Efficient Processing of Geospatial Information
Geoprocessing refers to the generation of spatial information from some base data. Advancing digitalization requires novel ways to process geospatial information. Manual inspection and processing may be cumbersome or no longer possible – how can we process large amounts of spatial data? How can we automize workflows to generate maps or reports from sensor networks and other base data? How can we integrate different analysis tools in an efficient way? 52°North’s Geoprocessing Lab aims to find answers to these questions with the overall goal to realize efficient geoprocessing. Our research partners and customers are from academia and industry covering different applications domains including environmental monitoring, agricultural applications, or disaster management.
In particular, the Geoprocessing Lab addresses the following research topics.
Since more and more (large) datasets are available in the Web, geoprocessing can no longer be executed locally and also needs to be run in the Web. We develop novel approaches and tools to deploy geoprocessing functionality in the Web and thereby apply and evaluate the usage of standards, the OGC Web Processing Service in particular. Furthermore, we develop novel approaches for processing sensor data in the Web with a close link to the Sensor Web lab.

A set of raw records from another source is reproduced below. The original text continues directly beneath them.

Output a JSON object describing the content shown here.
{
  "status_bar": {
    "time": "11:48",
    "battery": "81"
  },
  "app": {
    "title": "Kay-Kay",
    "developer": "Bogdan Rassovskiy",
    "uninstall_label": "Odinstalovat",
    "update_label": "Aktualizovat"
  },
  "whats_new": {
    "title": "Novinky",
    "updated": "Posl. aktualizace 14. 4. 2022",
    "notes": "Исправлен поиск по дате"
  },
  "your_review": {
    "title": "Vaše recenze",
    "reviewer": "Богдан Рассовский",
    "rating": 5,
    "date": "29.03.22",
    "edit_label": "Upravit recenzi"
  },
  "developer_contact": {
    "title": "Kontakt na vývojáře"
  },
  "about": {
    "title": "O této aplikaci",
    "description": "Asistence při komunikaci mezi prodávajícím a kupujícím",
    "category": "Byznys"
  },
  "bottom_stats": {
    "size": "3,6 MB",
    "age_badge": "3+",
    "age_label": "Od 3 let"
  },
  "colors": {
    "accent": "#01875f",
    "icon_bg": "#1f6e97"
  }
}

The usage of Geoprocessing should be as simple as possible. We hence develop and evaluate different user interfaces to discover and use Geoprocessing functionality, e.g. custom Web clients, extensions to common GIS software, or expert software with the aim to find the best possible solution for the user ranging from non-trained end users to expert users.
The amount of spatio-temporal data available is rapidly growing requiring novel ways to organize and process such large datasets. We develop novel solutions and optimize existing solutions to deal with large amounts of heterogeneous spatio-temporal information, by, for example, parallelizing processing tasks through frameworks like Apache Hadoop.
Scientific Geoprocessing usually involves complex model implementations, implemented for example in R or MatLab, and large volumes of data. Therefore, we aim to implement models as a service that allow to run models in the Web and couple them with other models to realize the vision of the Model Web.
Automatizing the production process of maps or other information products relying on geospatial datasets requires that such workflows can be described, exchanged and executed. We develop and evaluate concepts for composing geoprocessing workflows and describing them in languages such as BPMN in order to make them transparent and reusable. Furthermore we work on concepts to track provenance of spatial data.
Besides technical solutions for the topcis mentioned above, we also do research on spatio-temporal statistics, such as modeling of spatio-temporal dependencies or assessment and communication of probabilistic uncertainties.